What we do know is he was raised in nearby Bristol, and that he's been planning this for months. There's been speculation for weeks about what was going on at the site -- formerly a public pool. Locals were told it was a film set.
There are rides, yes, and three galleries featuring pieces from the likes of Damien Hirst, Jenny Holzer, and Banksy himself, along with lesser-known artists. Many of the over 50 artists from 17 countries exhibiting share a common irreverence toward the political and cultural establishment.
As was expected, the artist isn't here to speak to his mission directly, or why he's sending up Disney, but the artists on hand were more than happy to theorize.
"[Disney] is vulnerable, to me," says Jeff Gillette, the Orange County-based artist who juxtaposes Disney characters with images of slums and dumps. "They're such a big presence and such a big part of culture and symbolic of so many things. It's hard not f**k with them."

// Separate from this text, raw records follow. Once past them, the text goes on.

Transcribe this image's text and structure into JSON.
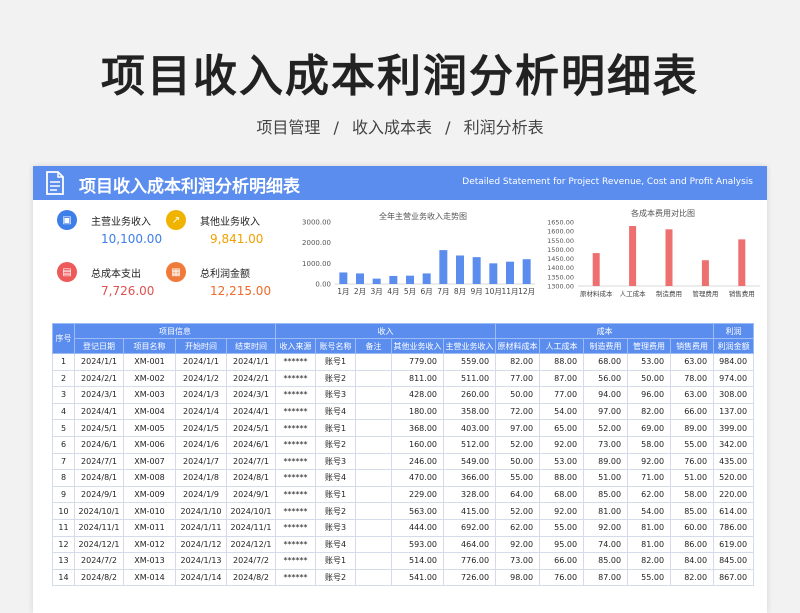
{
  "page": {
    "title": "项目收入成本利润分析明细表",
    "breadcrumb": [
      "项目管理",
      "/",
      "收入成本表",
      "/",
      "利润分析表"
    ]
  },
  "sheet": {
    "banner_title": "项目收入成本利润分析明细表",
    "banner_subtitle": "Detailed Statement for Project Revenue, Cost and Profit Analysis"
  },
  "kpis": [
    {
      "label": "主营业务收入",
      "value": "10,100.00",
      "color": "#3e7ee8",
      "icon": "briefcase-icon"
    },
    {
      "label": "其他业务收入",
      "value": "9,841.00",
      "color": "#f0b400",
      "icon": "trend-up-icon"
    },
    {
      "label": "总成本支出",
      "value": "7,726.00",
      "color": "#ee5a5a",
      "icon": "wallet-icon"
    },
    {
      "label": "总利润金额",
      "value": "12,215.00",
      "color": "#f07a3a",
      "icon": "calculator-icon"
    }
  ],
  "chart_data": [
    {
      "type": "bar",
      "title": "全年主营业务收入走势图",
      "categories": [
        "1月",
        "2月",
        "3月",
        "4月",
        "5月",
        "6月",
        "7月",
        "8月",
        "9月",
        "10月",
        "11月",
        "12月"
      ],
      "values": [
        559,
        511,
        260,
        390,
        403,
        512,
        1640,
        1380,
        1300,
        1000,
        1080,
        1200
      ],
      "ylim": [
        0,
        3000
      ],
      "yticks": [
        "0.00",
        "1000.00",
        "2000.00",
        "3000.00"
      ],
      "color": "#5b8def"
    },
    {
      "type": "bar",
      "title": "各成本费用对比图",
      "categories": [
        "原材料成本",
        "人工成本",
        "制造费用",
        "管理费用",
        "销售费用"
      ],
      "values": [
        1480,
        1628,
        1610,
        1441,
        1555
      ],
      "ylim": [
        1300,
        1650
      ],
      "yticks": [
        "1300.00",
        "1350.00",
        "1400.00",
        "1450.00",
        "1500.00",
        "1550.00",
        "1600.00",
        "1650.00"
      ],
      "color": "#ee6f6f"
    }
  ],
  "table": {
    "groups": [
      {
        "label": "序号",
        "span": 1
      },
      {
        "label": "项目信息",
        "span": 4
      },
      {
        "label": "收入",
        "span": 5
      },
      {
        "label": "成本",
        "span": 5
      },
      {
        "label": "利润",
        "span": 1
      }
    ],
    "headers": [
      "登记日期",
      "项目名称",
      "开始时间",
      "结束时间",
      "收入来源",
      "账号名称",
      "备注",
      "其他业务收入",
      "主营业务收入",
      "原材料成本",
      "人工成本",
      "制造费用",
      "管理费用",
      "销售费用",
      "利润金额"
    ],
    "rows": [
      [
        "1",
        "2024/1/1",
        "XM-001",
        "2024/1/1",
        "2024/1/1",
        "******",
        "账号1",
        "",
        "779.00",
        "559.00",
        "82.00",
        "88.00",
        "68.00",
        "53.00",
        "63.00",
        "984.00"
      ],
      [
        "2",
        "2024/2/1",
        "XM-002",
        "2024/1/2",
        "2024/2/1",
        "******",
        "账号2",
        "",
        "811.00",
        "511.00",
        "77.00",
        "87.00",
        "56.00",
        "50.00",
        "78.00",
        "974.00"
      ],
      [
        "3",
        "2024/3/1",
        "XM-003",
        "2024/1/3",
        "2024/3/1",
        "******",
        "账号3",
        "",
        "428.00",
        "260.00",
        "50.00",
        "77.00",
        "94.00",
        "96.00",
        "63.00",
        "308.00"
      ],
      [
        "4",
        "2024/4/1",
        "XM-004",
        "2024/1/4",
        "2024/4/1",
        "******",
        "账号4",
        "",
        "180.00",
        "358.00",
        "72.00",
        "54.00",
        "97.00",
        "82.00",
        "66.00",
        "137.00"
      ],
      [
        "5",
        "2024/5/1",
        "XM-005",
        "2024/1/5",
        "2024/5/1",
        "******",
        "账号1",
        "",
        "368.00",
        "403.00",
        "97.00",
        "65.00",
        "52.00",
        "69.00",
        "89.00",
        "399.00"
      ],
      [
        "6",
        "2024/6/1",
        "XM-006",
        "2024/1/6",
        "2024/6/1",
        "******",
        "账号2",
        "",
        "160.00",
        "512.00",
        "52.00",
        "92.00",
        "73.00",
        "58.00",
        "55.00",
        "342.00"
      ],
      [
        "7",
        "2024/7/1",
        "XM-007",
        "2024/1/7",
        "2024/7/1",
        "******",
        "账号3",
        "",
        "246.00",
        "549.00",
        "50.00",
        "53.00",
        "89.00",
        "92.00",
        "76.00",
        "435.00"
      ],
      [
        "8",
        "2024/8/1",
        "XM-008",
        "2024/1/8",
        "2024/8/1",
        "******",
        "账号4",
        "",
        "470.00",
        "366.00",
        "55.00",
        "88.00",
        "51.00",
        "71.00",
        "51.00",
        "520.00"
      ],
      [
        "9",
        "2024/9/1",
        "XM-009",
        "2024/1/9",
        "2024/9/1",
        "******",
        "账号1",
        "",
        "229.00",
        "328.00",
        "64.00",
        "68.00",
        "85.00",
        "62.00",
        "58.00",
        "220.00"
      ],
      [
        "10",
        "2024/10/1",
        "XM-010",
        "2024/1/10",
        "2024/10/1",
        "******",
        "账号2",
        "",
        "563.00",
        "415.00",
        "52.00",
        "92.00",
        "81.00",
        "54.00",
        "85.00",
        "614.00"
      ],
      [
        "11",
        "2024/11/1",
        "XM-011",
        "2024/1/11",
        "2024/11/1",
        "******",
        "账号3",
        "",
        "444.00",
        "692.00",
        "62.00",
        "55.00",
        "92.00",
        "81.00",
        "60.00",
        "786.00"
      ],
      [
        "12",
        "2024/12/1",
        "XM-012",
        "2024/1/12",
        "2024/12/1",
        "******",
        "账号4",
        "",
        "593.00",
        "464.00",
        "92.00",
        "95.00",
        "74.00",
        "81.00",
        "86.00",
        "619.00"
      ],
      [
        "13",
        "2024/7/2",
        "XM-013",
        "2024/1/13",
        "2024/7/2",
        "******",
        "账号1",
        "",
        "514.00",
        "776.00",
        "73.00",
        "66.00",
        "85.00",
        "82.00",
        "84.00",
        "845.00"
      ],
      [
        "14",
        "2024/8/2",
        "XM-014",
        "2024/1/14",
        "2024/8/2",
        "******",
        "账号2",
        "",
        "541.00",
        "726.00",
        "98.00",
        "76.00",
        "87.00",
        "55.00",
        "82.00",
        "867.00"
      ]
    ]
  }
}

(To add insult to corporate injury, signs at Dismaland say lawyers are banned, along with spray paint, marker pens and knives.)
But it's clearly not just Disney in the spotlight here. One of Banksy's new works on display, ostensibly a game, has visitors navigating boats of migrants surrounded by floating bodies.
Behind the Ferris wheel and the high interest loan shop for kids seeking allowance advances, there's the activist corner. After taking in the art, visitors can explore a geodome covered in protest posters and the anarchist bookstore, or receive advice about collective bargaining and unions. A girl with cropped hair and a defiant smirk offers tips and kits for hacking bus stop billboard displays.
It's not the kind of thing you expect from a seaside art exhibition, but there's no doubt an audience for it. And not just the usual art fanatics streaming in from out of town for the Banksy experience and something from the gift shop.
Passersby on the way to the aquarium or the beach or home stop to ponder the ominous Dismaland sign and ask about admission without even knowing what's happening. It's a fun fair, some suggest, or an opening.
"It seems like an evil version of Disney," a little girl in a GAP jumper muses near the barriers.
Well, art has always been open to interpretation.